Curious CurrencyThe use of money today is so ubiquitous that we seldom give thought to why it functions the way it does, how it came to be, or what we would do without it. People are paid for the work they do, or for their creative efforts or skills, and they spend that recompense for things they desire that have been provided to them by others. The bridge between effort, compensation, and reward is what is known as “money.” It is the necessary medium that keeps commerce functioning in an orderly manner without constantly negotiating the value of services versus products or payments.

It often comes as a surprise when people learn that trade items, coins, and diverse forms of money have been used for thousands of years. An even greater revelation is that barter and trade must have played a crucial part in the early beginnings of civilized contact between prehistoric clans.
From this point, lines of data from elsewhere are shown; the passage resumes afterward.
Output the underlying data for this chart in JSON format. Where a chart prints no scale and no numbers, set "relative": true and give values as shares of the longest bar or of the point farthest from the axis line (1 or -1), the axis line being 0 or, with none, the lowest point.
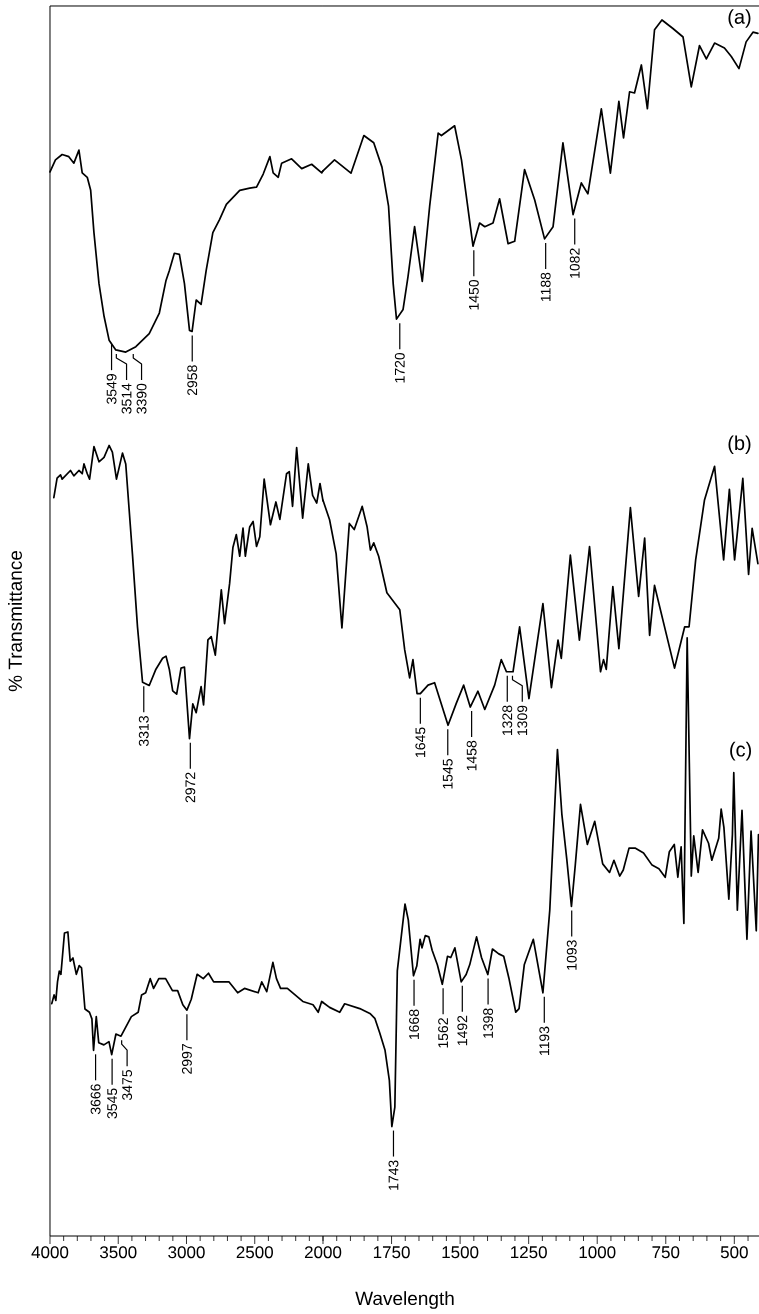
{
  "chart_data": [
    {
      "type": "line",
      "ylabel": "% Transmittance",
      "relative": true,
      "xlim": [
        4000,
        2000
      ],
      "xticks": [
        4000,
        3500,
        3000,
        2500,
        2000
      ],
      "series": [
        {
          "color": "#000000",
          "x": [
            4000,
            3960,
            3911,
            3862,
            3825,
            3788,
            3764,
            3727,
            3702,
            3678,
            3641,
            3604,
            3567,
            3518,
            3445,
            3371,
            3273,
            3199,
            3150,
            3126,
            3089,
            3052,
            3015,
            2978,
            2959,
            2929,
            2893,
            2856,
            2807,
            2758,
            2708,
            2610,
            2537,
            2487,
            2438,
            2389,
            2365,
            2328,
            2303,
            2230,
            2156,
            2083,
            2009,
            2000
          ],
          "values": [
            0.98,
            0.991,
            0.996,
            0.994,
            0.988,
            1.0,
            0.979,
            0.975,
            0.963,
            0.924,
            0.877,
            0.847,
            0.825,
            0.816,
            0.814,
            0.819,
            0.831,
            0.85,
            0.88,
            0.889,
            0.905,
            0.904,
            0.877,
            0.834,
            0.833,
            0.862,
            0.858,
            0.889,
            0.924,
            0.936,
            0.95,
            0.963,
            0.965,
            0.966,
            0.978,
            0.994,
            0.979,
            0.975,
            0.988,
            0.992,
            0.983,
            0.987,
            0.979,
            0.981
          ]
        },
        {
          "color": "#000000",
          "x": [
            3972,
            3948,
            3923,
            3911,
            3850,
            3825,
            3788,
            3764,
            3751,
            3727,
            3710,
            3678,
            3641,
            3604,
            3567,
            3543,
            3513,
            3469,
            3445,
            3396,
            3359,
            3322,
            3273,
            3224,
            3175,
            3150,
            3126,
            3101,
            3072,
            3040,
            3015,
            2978,
            2954,
            2929,
            2893,
            2875,
            2843,
            2819,
            2789,
            2745,
            2721,
            2684,
            2660,
            2635,
            2610,
            2586,
            2569,
            2537,
            2512,
            2487,
            2463,
            2431,
            2385,
            2345,
            2316,
            2267,
            2247,
            2223,
            2193,
            2149,
            2108,
            2076,
            2046,
            2022,
            2000
          ],
          "values": [
            0.68,
            0.698,
            0.701,
            0.697,
            0.705,
            0.7,
            0.705,
            0.702,
            0.711,
            0.702,
            0.697,
            0.727,
            0.713,
            0.717,
            0.728,
            0.722,
            0.697,
            0.721,
            0.711,
            0.628,
            0.561,
            0.51,
            0.507,
            0.522,
            0.532,
            0.534,
            0.522,
            0.502,
            0.499,
            0.523,
            0.524,
            0.458,
            0.49,
            0.482,
            0.506,
            0.489,
            0.549,
            0.552,
            0.535,
            0.595,
            0.564,
            0.601,
            0.634,
            0.646,
            0.626,
            0.652,
            0.626,
            0.653,
            0.658,
            0.635,
            0.644,
            0.697,
            0.655,
            0.676,
            0.66,
            0.702,
            0.704,
            0.672,
            0.726,
            0.661,
            0.711,
            0.682,
            0.675,
            0.693,
            0.677
          ]
        },
        {
          "color": "#000000",
          "x": [
            3987,
            3970,
            3957,
            3945,
            3932,
            3920,
            3894,
            3869,
            3852,
            3832,
            3807,
            3786,
            3769,
            3744,
            3711,
            3693,
            3681,
            3661,
            3643,
            3605,
            3568,
            3548,
            3517,
            3480,
            3404,
            3354,
            3329,
            3299,
            3266,
            3241,
            3203,
            3153,
            3103,
            3065,
            3027,
            2997,
            2965,
            2922,
            2877,
            2839,
            2801,
            2688,
            2625,
            2575,
            2475,
            2449,
            2412,
            2367,
            2341,
            2311,
            2261,
            2148,
            2073,
            2035,
            2010,
            2000
          ],
          "values": [
            0.214,
            0.222,
            0.217,
            0.234,
            0.244,
            0.241,
            0.279,
            0.28,
            0.253,
            0.256,
            0.241,
            0.249,
            0.247,
            0.209,
            0.206,
            0.2,
            0.171,
            0.202,
            0.178,
            0.176,
            0.179,
            0.167,
            0.186,
            0.184,
            0.202,
            0.206,
            0.222,
            0.224,
            0.237,
            0.228,
            0.237,
            0.237,
            0.226,
            0.226,
            0.213,
            0.208,
            0.218,
            0.241,
            0.237,
            0.242,
            0.234,
            0.234,
            0.224,
            0.228,
            0.224,
            0.234,
            0.225,
            0.252,
            0.237,
            0.228,
            0.228,
            0.216,
            0.213,
            0.206,
            0.216,
            0.215
          ]
        }
      ],
      "annotations": [
        {
          "text": "3549",
          "x": 3549,
          "y": 0.825
        },
        {
          "text": "3514",
          "x": 3514,
          "y": 0.816
        },
        {
          "text": "3390",
          "x": 3390,
          "y": 0.816
        },
        {
          "text": "2958",
          "x": 2958,
          "y": 0.833
        },
        {
          "text": "3313",
          "x": 3313,
          "y": 0.51
        },
        {
          "text": "2972",
          "x": 2972,
          "y": 0.458
        },
        {
          "text": "3666",
          "x": 3666,
          "y": 0.171
        },
        {
          "text": "3545",
          "x": 3545,
          "y": 0.167
        },
        {
          "text": "3475",
          "x": 3475,
          "y": 0.184
        },
        {
          "text": "2997",
          "x": 2997,
          "y": 0.208
        }
      ]
    },
    {
      "type": "line",
      "xlabel": "Wavelength",
      "relative": true,
      "xlim": [
        2000,
        410
      ],
      "xticks": [
        1750,
        1500,
        1250,
        1000,
        750,
        500
      ],
      "series": [
        {
          "name": "(a)",
          "color": "#000000",
          "x": [
            2000,
            1958,
            1898,
            1851,
            1815,
            1785,
            1761,
            1744,
            1732,
            1708,
            1690,
            1666,
            1638,
            1611,
            1580,
            1568,
            1520,
            1495,
            1453,
            1429,
            1410,
            1380,
            1356,
            1325,
            1301,
            1265,
            1228,
            1192,
            1161,
            1125,
            1088,
            1058,
            1034,
            985,
            952,
            921,
            904,
            882,
            864,
            839,
            817,
            791,
            764,
            724,
            687,
            657,
            627,
            602,
            572,
            536,
            511,
            483,
            457,
            432,
            414
          ],
          "values": [
            0.876,
            0.885,
            0.874,
            0.905,
            0.899,
            0.879,
            0.847,
            0.783,
            0.754,
            0.762,
            0.789,
            0.83,
            0.785,
            0.847,
            0.907,
            0.905,
            0.913,
            0.885,
            0.814,
            0.833,
            0.83,
            0.833,
            0.853,
            0.816,
            0.818,
            0.877,
            0.852,
            0.82,
            0.83,
            0.899,
            0.84,
            0.866,
            0.857,
            0.927,
            0.874,
            0.933,
            0.903,
            0.941,
            0.94,
            0.963,
            0.927,
            0.992,
            1.0,
            0.993,
            0.986,
            0.945,
            0.979,
            0.968,
            0.981,
            0.977,
            0.97,
            0.96,
            0.982,
            0.99,
            0.989
          ]
        },
        {
          "name": "(b)",
          "color": "#000000",
          "x": [
            2000,
            1976,
            1952,
            1931,
            1904,
            1886,
            1857,
            1839,
            1827,
            1815,
            1797,
            1767,
            1720,
            1702,
            1684,
            1672,
            1657,
            1645,
            1617,
            1593,
            1544,
            1514,
            1487,
            1463,
            1435,
            1410,
            1374,
            1350,
            1331,
            1307,
            1283,
            1249,
            1198,
            1167,
            1143,
            1131,
            1098,
            1065,
            1028,
            988,
            977,
            967,
            943,
            921,
            879,
            849,
            827,
            809,
            791,
            718,
            681,
            665,
            641,
            609,
            572,
            539,
            518,
            499,
            469,
            448,
            435,
            414
          ],
          "values": [
            0.605,
            0.589,
            0.561,
            0.5,
            0.586,
            0.581,
            0.6,
            0.583,
            0.564,
            0.57,
            0.559,
            0.529,
            0.515,
            0.482,
            0.459,
            0.474,
            0.446,
            0.446,
            0.453,
            0.455,
            0.42,
            0.438,
            0.453,
            0.435,
            0.448,
            0.433,
            0.453,
            0.474,
            0.464,
            0.464,
            0.501,
            0.442,
            0.52,
            0.451,
            0.49,
            0.475,
            0.56,
            0.49,
            0.567,
            0.464,
            0.474,
            0.466,
            0.534,
            0.483,
            0.599,
            0.526,
            0.574,
            0.494,
            0.535,
            0.467,
            0.501,
            0.501,
            0.556,
            0.605,
            0.633,
            0.556,
            0.614,
            0.556,
            0.623,
            0.544,
            0.582,
            0.553
          ]
        },
        {
          "name": "(c)",
          "color": "#000000",
          "x": [
            2000,
            1976,
            1939,
            1921,
            1866,
            1829,
            1811,
            1793,
            1774,
            1758,
            1749,
            1738,
            1729,
            1701,
            1689,
            1670,
            1658,
            1646,
            1639,
            1627,
            1614,
            1602,
            1583,
            1565,
            1546,
            1534,
            1519,
            1496,
            1478,
            1465,
            1440,
            1422,
            1399,
            1382,
            1359,
            1341,
            1322,
            1297,
            1285,
            1266,
            1233,
            1198,
            1173,
            1154,
            1145,
            1129,
            1111,
            1094,
            1080,
            1061,
            1036,
            1009,
            980,
            955,
            939,
            918,
            905,
            884,
            862,
            831,
            800,
            775,
            752,
            737,
            719,
            706,
            694,
            684,
            672,
            657,
            648,
            632,
            616,
            594,
            582,
            557,
            548,
            538,
            520,
            507,
            502,
            489,
            472,
            454,
            439,
            420,
            412
          ],
          "values": [
            0.192,
            0.188,
            0.184,
            0.191,
            0.187,
            0.183,
            0.179,
            0.167,
            0.153,
            0.128,
            0.09,
            0.106,
            0.218,
            0.273,
            0.26,
            0.214,
            0.222,
            0.244,
            0.237,
            0.247,
            0.246,
            0.235,
            0.223,
            0.207,
            0.23,
            0.229,
            0.237,
            0.209,
            0.215,
            0.223,
            0.246,
            0.229,
            0.215,
            0.236,
            0.232,
            0.23,
            0.212,
            0.184,
            0.187,
            0.223,
            0.244,
            0.2,
            0.268,
            0.358,
            0.4,
            0.347,
            0.31,
            0.271,
            0.305,
            0.355,
            0.322,
            0.341,
            0.306,
            0.299,
            0.309,
            0.296,
            0.301,
            0.319,
            0.319,
            0.315,
            0.305,
            0.302,
            0.295,
            0.316,
            0.322,
            0.295,
            0.32,
            0.257,
            0.492,
            0.296,
            0.329,
            0.299,
            0.334,
            0.323,
            0.309,
            0.327,
            0.351,
            0.336,
            0.277,
            0.33,
            0.381,
            0.268,
            0.35,
            0.244,
            0.333,
            0.251,
            0.33
          ]
        }
      ],
      "annotations": [
        {
          "text": "1720",
          "x": 1720,
          "y": 0.754
        },
        {
          "text": "1450",
          "x": 1450,
          "y": 0.814
        },
        {
          "text": "1188",
          "x": 1188,
          "y": 0.82
        },
        {
          "text": "1082",
          "x": 1082,
          "y": 0.84
        },
        {
          "text": "1645",
          "x": 1645,
          "y": 0.446
        },
        {
          "text": "1545",
          "x": 1545,
          "y": 0.42
        },
        {
          "text": "1458",
          "x": 1458,
          "y": 0.435
        },
        {
          "text": "1328",
          "x": 1328,
          "y": 0.464
        },
        {
          "text": "1309",
          "x": 1309,
          "y": 0.464
        },
        {
          "text": "1743",
          "x": 1743,
          "y": 0.09
        },
        {
          "text": "1668",
          "x": 1668,
          "y": 0.214
        },
        {
          "text": "1562",
          "x": 1562,
          "y": 0.207
        },
        {
          "text": "1492",
          "x": 1492,
          "y": 0.209
        },
        {
          "text": "1398",
          "x": 1398,
          "y": 0.215
        },
        {
          "text": "1193",
          "x": 1193,
          "y": 0.2
        },
        {
          "text": "1093",
          "x": 1093,
          "y": 0.271
        }
      ]
    }
  ]
}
The desire to exchange surplus items for different things that were needed was the driving force in establishing customs and rules about how various items should be valued and how interchanges should be carried out. The ultimate solutions became what is now inclusively known as “money.” The long road to the variety of monies used today was not a straight path. Hundreds of different items have been used to accommodate the diverse needs of everyday commerce and trade by different societies throughout the years. Some of the items that were used defy credulity. Others have stood the test of time.